To top it all, we have an inequitable geographical pattern of fertilizer use because the way the subsidy is administered provides little incentive for the input to be easily accessible in the hinterland. As for the industry, the system has only encouraged inefficiency. The subsidy is determined based on the industry’s production cost plus its profit margin and the government controlled retail price. Those incurring higher costs for reasons including inefficiency get more subsidy! Not only this, the uncertainty in the regime has discouraged fresh private investment.
The situation is somewhat set to change, if things go well. Plans for decontrolling the industry are in the pipeline. As is a proposal for basing the subsidy on nutrients, rather than products. So far, policy has limited the use to specific products, ignoring crucial soil nutrients, and adversely affected the quality of soil. This should incentivize industry to offer a range of combinations suitable for different regions and crops.
However, for the best use of innovative fertilizer combines, farmers need to be free to choose—no doubt, they will have to be duly supported by awareness training and better farm extension programmes. A direct subsidy plan offers the flexibility to achieve this, while at the same time allowing the state to spend only on the small, marginal farmer.
Iffco, the country’s top supplier of soil nutrients, has come up with a technology-driven proposal using RFID —radio frequency identification device—akin to a smart card and is confident this can help deliver the subsidy directly into the farmer’s account. It suggests a pilot project in Haryana and Punjab where most farmers have bank accounts. Indeed, in regions where farmers can’t access banks, post offices or other outreach institutions of the government can well be used.

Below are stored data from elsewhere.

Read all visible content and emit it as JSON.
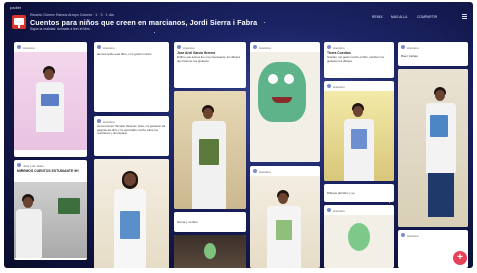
{
  "header": {
    "logo": "padlet",
    "author": "Ricardo Gómez Ramos Arroyo Colores · 1 · 3 · 1 día",
    "title": "Cuentos para niños que creen en marcianos, Jordi Sierra i Fabra",
    "description": "Sigue la realidad. Animate a leer el libro",
    "nav": [
      "REMIX",
      "MAS ALLA",
      "COMPARTIR"
    ],
    "menu_icon": "hamburger-icon"
  },
  "cards": {
    "c1": {
      "user": "Anonimo",
      "caption": ""
    },
    "c2": {
      "user": "Anonimo",
      "body": "Hemos leído este libro, nos gustó mucho",
      "caption": ""
    },
    "c3": {
      "user": "Jose Luis Velez",
      "title": "MIREMOS CUENTOS ESTUDIANTE 9H"
    },
    "c4": {
      "user": "Anonimo",
      "body": "Gema Gómez Tamaño Vazquez. Hola, me gustaron las páginas del libro y he aprendido mucho sobre los marcianos y del espacio."
    },
    "c5": {
      "user": "Anonimo",
      "title": "Jose Ariel García Herrera",
      "body": "El libro que leímos fue muy interesante, los dibujos que hicimos nos gustaron"
    },
    "c6": {
      "user": "Anonimo",
      "caption": "Gema y su libro"
    },
    "c7": {
      "user": "Anonimo",
      "caption": ""
    },
    "c8": {
      "user": "Anonimo",
      "caption": ""
    },
    "c9": {
      "user": "Anonimo",
      "title": "Tierra Cuentos",
      "body": "Gracias, me gustó mucho el libro, también me gustaron los dibujos."
    },
    "c10": {
      "user": "Anonimo",
      "caption": "Dibujos del libro y yo"
    },
    "c11": {
      "user": "Anonimo",
      "caption": ""
    },
    "c12": {
      "user": "Anonimo",
      "caption": "Buen trabajo"
    },
    "c13": {
      "user": "Anonimo",
      "caption": ""
    },
    "c14": {
      "user": "Anonimo",
      "caption": ""
    }
  },
  "fab": {
    "label": "+"
  }
}
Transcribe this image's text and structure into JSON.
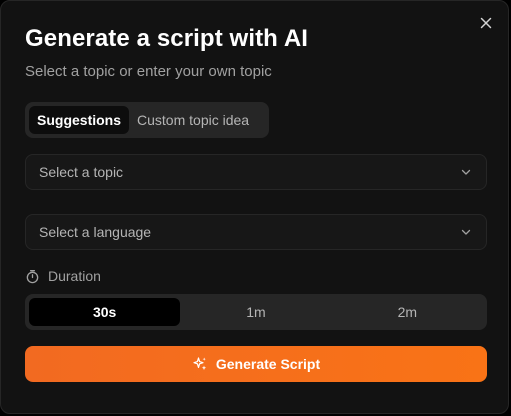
{
  "dialog": {
    "title": "Generate a script with AI",
    "subtitle": "Select a topic or enter your own topic",
    "close_icon": "close-icon"
  },
  "tabs": [
    {
      "label": "Suggestions",
      "active": true
    },
    {
      "label": "Custom topic idea",
      "active": false
    }
  ],
  "topic_select": {
    "placeholder": "Select a topic",
    "icon": "chevron-down-icon"
  },
  "language_select": {
    "placeholder": "Select a language",
    "icon": "chevron-down-icon"
  },
  "duration": {
    "label": "Duration",
    "icon": "stopwatch-icon",
    "options": [
      {
        "label": "30s",
        "active": true
      },
      {
        "label": "1m",
        "active": false
      },
      {
        "label": "2m",
        "active": false
      }
    ]
  },
  "generate_button": {
    "label": "Generate Script",
    "icon": "sparkles-icon"
  },
  "colors": {
    "accent": "#f97316",
    "background": "#121212",
    "surface": "#262626"
  }
}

The finance minister in his Budget speech for 2007-08 had announced a pilot programme for at least one district in each state. But now Paswan is arguing that direct subsidies would lead to corruption and misuse and would be administratively expensive. This attitude is regressive. The minister insists that the practical approach on this front is a ‘scary’ one in the long term. That view comes as no surprise—after all, it means putting to an end the electoral benefits associated with status quo whenever the word subsidy crops up, just as we see in the case of water and power user charges for irrigation.
However, the time has come to address the chronic failures in our delivery systems (a la the veritable PDS!), not reject innovative, reformist proposals on the grounds that failures are bound to happen.